United by Lee’s perpetual need to inflame any debate into a full-fledged argument, the various elements of 25th Hour are invariably provocative. But the husk of the story isn’t up to the filmmakers’ challenge; it’s apparent in nearly every scene that 25th Hour is a routine moral drama with the tragic 9/11 template superimposed, and while Lee and Benioff have connected the two diverging threads masterfully, the original material isn’t able to handle its share of the load. It’s not that Monty is such an unsympathetic character (which he is) or that Norton struggles to establish the intensity of a young De Niro (who he’s not). It’s that there’s nothing compelling about him beyond his predicament—without his prison sentence you’d never come across Monty Brogan as a main character in a movie. This is an unfortunate instance where the story defines the character, not the other way around.

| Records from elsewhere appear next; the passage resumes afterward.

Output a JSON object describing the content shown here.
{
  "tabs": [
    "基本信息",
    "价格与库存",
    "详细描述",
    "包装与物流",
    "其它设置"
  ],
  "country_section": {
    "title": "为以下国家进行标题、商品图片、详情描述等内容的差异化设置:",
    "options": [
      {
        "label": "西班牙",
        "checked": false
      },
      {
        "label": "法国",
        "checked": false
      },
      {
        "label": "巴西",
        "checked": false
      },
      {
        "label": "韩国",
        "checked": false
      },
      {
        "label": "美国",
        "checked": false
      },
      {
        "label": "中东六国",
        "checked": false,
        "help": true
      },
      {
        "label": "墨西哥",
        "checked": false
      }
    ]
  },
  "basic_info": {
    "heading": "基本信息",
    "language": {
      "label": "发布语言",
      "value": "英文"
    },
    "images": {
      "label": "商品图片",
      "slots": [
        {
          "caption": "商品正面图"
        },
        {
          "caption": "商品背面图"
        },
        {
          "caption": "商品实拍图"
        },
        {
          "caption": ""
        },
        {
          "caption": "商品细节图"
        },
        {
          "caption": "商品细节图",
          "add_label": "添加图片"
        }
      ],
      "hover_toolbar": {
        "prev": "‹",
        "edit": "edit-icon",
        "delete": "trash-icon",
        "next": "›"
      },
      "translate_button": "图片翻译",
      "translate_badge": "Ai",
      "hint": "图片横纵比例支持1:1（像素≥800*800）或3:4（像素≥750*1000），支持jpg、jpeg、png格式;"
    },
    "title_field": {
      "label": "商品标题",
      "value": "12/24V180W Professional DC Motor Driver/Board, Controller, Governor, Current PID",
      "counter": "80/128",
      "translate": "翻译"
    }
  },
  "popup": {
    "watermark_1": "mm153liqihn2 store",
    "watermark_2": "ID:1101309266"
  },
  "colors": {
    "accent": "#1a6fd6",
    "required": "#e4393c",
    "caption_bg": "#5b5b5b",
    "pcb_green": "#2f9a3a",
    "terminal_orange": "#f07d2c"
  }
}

Forget that Monty’s a drug dealer and he’s just another successful white guy approaching middle age, the kind of ordinary chump that Lee usually mocks. His interactions with the other characters (and their respective subplots) also bear signs of unremarkable mediocrity haphazardly sculpted into some resemblance of curiosity. Jacob’s crush on his talkative student (a bracing Anna Paquin) lays like a pothole the film could not avoid driving over, and Slaughtery’s inflated ego and overaggressive pursuit of the opposite sex could be the scraps left over from Roger Dodger‘s dinner table. A fair number of scenes are devoted to these endeavors, however, and how they fit into Lee’s ruminations on 9/11 have yet to be determined.

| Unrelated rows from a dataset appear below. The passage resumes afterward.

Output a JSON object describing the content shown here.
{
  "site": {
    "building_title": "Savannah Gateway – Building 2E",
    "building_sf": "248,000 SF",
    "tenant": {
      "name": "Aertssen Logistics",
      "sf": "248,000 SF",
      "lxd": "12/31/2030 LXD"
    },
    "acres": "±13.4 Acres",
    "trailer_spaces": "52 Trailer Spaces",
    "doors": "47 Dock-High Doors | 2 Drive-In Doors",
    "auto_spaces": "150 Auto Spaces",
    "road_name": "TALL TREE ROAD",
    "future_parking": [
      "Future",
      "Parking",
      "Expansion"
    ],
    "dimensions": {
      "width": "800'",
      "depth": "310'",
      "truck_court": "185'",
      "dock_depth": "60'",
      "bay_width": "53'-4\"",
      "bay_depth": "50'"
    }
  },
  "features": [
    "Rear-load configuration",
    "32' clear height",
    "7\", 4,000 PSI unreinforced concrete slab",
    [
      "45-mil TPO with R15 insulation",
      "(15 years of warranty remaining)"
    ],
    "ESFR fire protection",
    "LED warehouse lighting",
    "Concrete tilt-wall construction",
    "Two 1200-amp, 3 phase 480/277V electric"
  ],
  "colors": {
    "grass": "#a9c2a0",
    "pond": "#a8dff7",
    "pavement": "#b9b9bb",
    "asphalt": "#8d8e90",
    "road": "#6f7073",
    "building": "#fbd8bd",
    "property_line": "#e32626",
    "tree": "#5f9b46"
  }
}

With all of its oversights and indulgences, 25th Hour is still a persuasive, undeniably fascinating film—watching Lee throw everything on his mind into the fray, no matter how irreconcilable with the story, makes for an interesting experience. Certain to piss off a lot of viewers is Lee’s revamped tableaux of virtuoso, rapid-fire Do the Right Thing racial hatred, in which Monty, glaring at himself in a bathroom mirror, verbally punishes the various cultural faces of New York City only to wonder if he should be directing the hostility at himself. Another bravura sequence finds Jacob slipping in his determination not to take a bite of the forbidden fruit held by his student during a drunken nightclub encounter; masterfully constructed so that each shot has both visual flair and deeper meaning, it’s the kind of scene that could easily be presented as a stand-alone short film. (It’s probably the single best scene of the year.) And the film’s touching but unsentimental finale, although an evident structural reworking of The Last Temptation of Christ, nonetheless strikes a chord as Lee finally allows us an emotional connection to his protagonist.

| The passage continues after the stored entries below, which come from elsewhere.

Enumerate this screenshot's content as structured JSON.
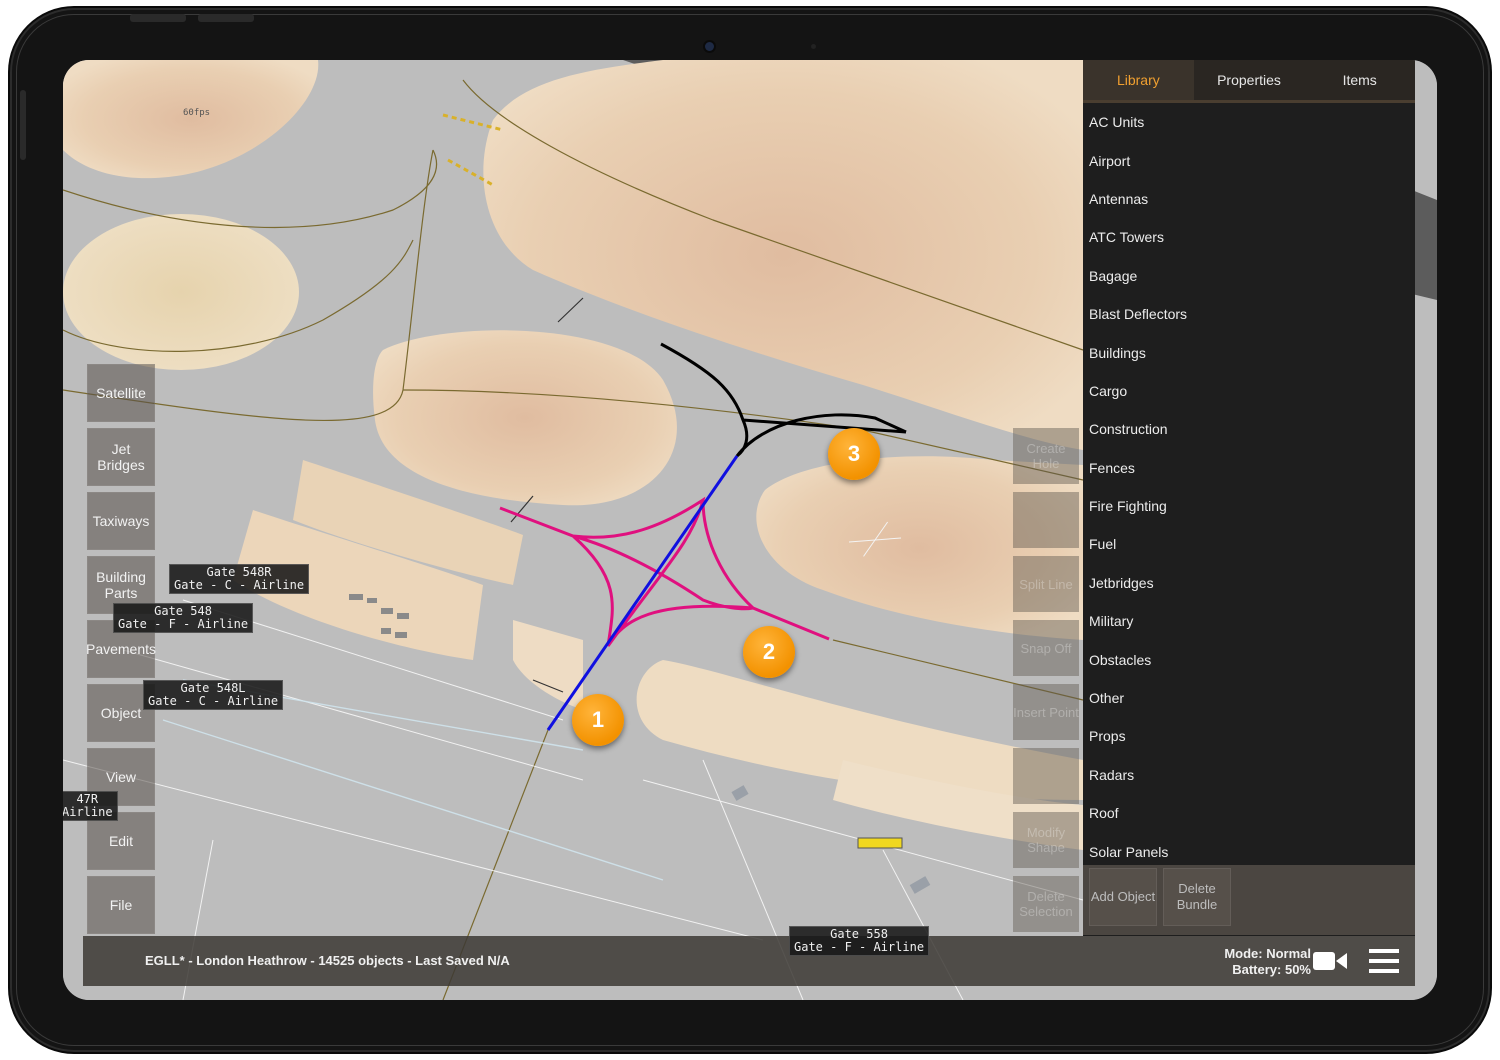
{
  "app": {
    "fps": "60fps"
  },
  "left_menu": {
    "items": [
      {
        "label": "Satellite"
      },
      {
        "label": "Jet Bridges"
      },
      {
        "label": "Taxiways"
      },
      {
        "label": "Building Parts"
      },
      {
        "label": "Pavements"
      },
      {
        "label": "Object"
      },
      {
        "label": "View"
      },
      {
        "label": "Edit"
      },
      {
        "label": "File"
      }
    ]
  },
  "tools": {
    "items": [
      {
        "label": "Create Hole"
      },
      {
        "label": ""
      },
      {
        "label": "Split Line"
      },
      {
        "label": "Snap Off"
      },
      {
        "label": "Insert Point"
      },
      {
        "label": ""
      },
      {
        "label": "Modify Shape"
      },
      {
        "label": "Delete Selection"
      }
    ]
  },
  "gate_labels": [
    {
      "line1": "Gate 548R",
      "line2": "Gate - C - Airline"
    },
    {
      "line1": "Gate 548",
      "line2": "Gate - F - Airline"
    },
    {
      "line1": "Gate 548L",
      "line2": "Gate - C - Airline"
    },
    {
      "line1": "47R",
      "line2": "Airline"
    },
    {
      "line1": "Gate 558",
      "line2": "Gate - F - Airline"
    }
  ],
  "markers": [
    {
      "label": "1"
    },
    {
      "label": "2"
    },
    {
      "label": "3"
    }
  ],
  "panel": {
    "tabs": [
      {
        "label": "Library",
        "active": true
      },
      {
        "label": "Properties",
        "active": false
      },
      {
        "label": "Items",
        "active": false
      }
    ],
    "library": [
      "AC Units",
      "Airport",
      "Antennas",
      "ATC Towers",
      "Bagage",
      "Blast Deflectors",
      "Buildings",
      "Cargo",
      "Construction",
      "Fences",
      "Fire Fighting",
      "Fuel",
      "Jetbridges",
      "Military",
      "Obstacles",
      "Other",
      "Props",
      "Radars",
      "Roof",
      "Solar Panels"
    ],
    "actions": {
      "add_object": "Add Object",
      "delete_bundle": "Delete Bundle"
    }
  },
  "status": {
    "text": "EGLL* - London Heathrow - 14525 objects - Last Saved N/A",
    "mode": "Mode: Normal",
    "battery": "Battery: 50%"
  },
  "colors": {
    "accent": "#f0a030",
    "marker": "#f39200",
    "line_blue": "#1010e0",
    "line_magenta": "#e0107f",
    "line_black": "#000000",
    "grass": "#e8c9a6",
    "tarmac": "#b9b9b9"
  }
}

In the wake of so many faceless, uselessly emotional television specials about September 11th, 25th Hour is a welcome addition to the unending meditation on the event. It’s detached and clear-headed, like most of Lee’s work, so that you’re never distracted or overwhelmed by tacky sentiment. It also fails to arrive at a concrete point, choosing to declare a draw instead of an outright winner. Ambivalence is normally a welcome response to challenging material, but in the case of 25th Hour, we need more substantiation beyond Lee telling us it may be impossible to arrive at a definitive collective statement about 9/11. That conclusion has already been made many times over, and thus for all of its baby steps in the right direction, 25th Hour winds up feeling ever so slightly like yesterday’s news.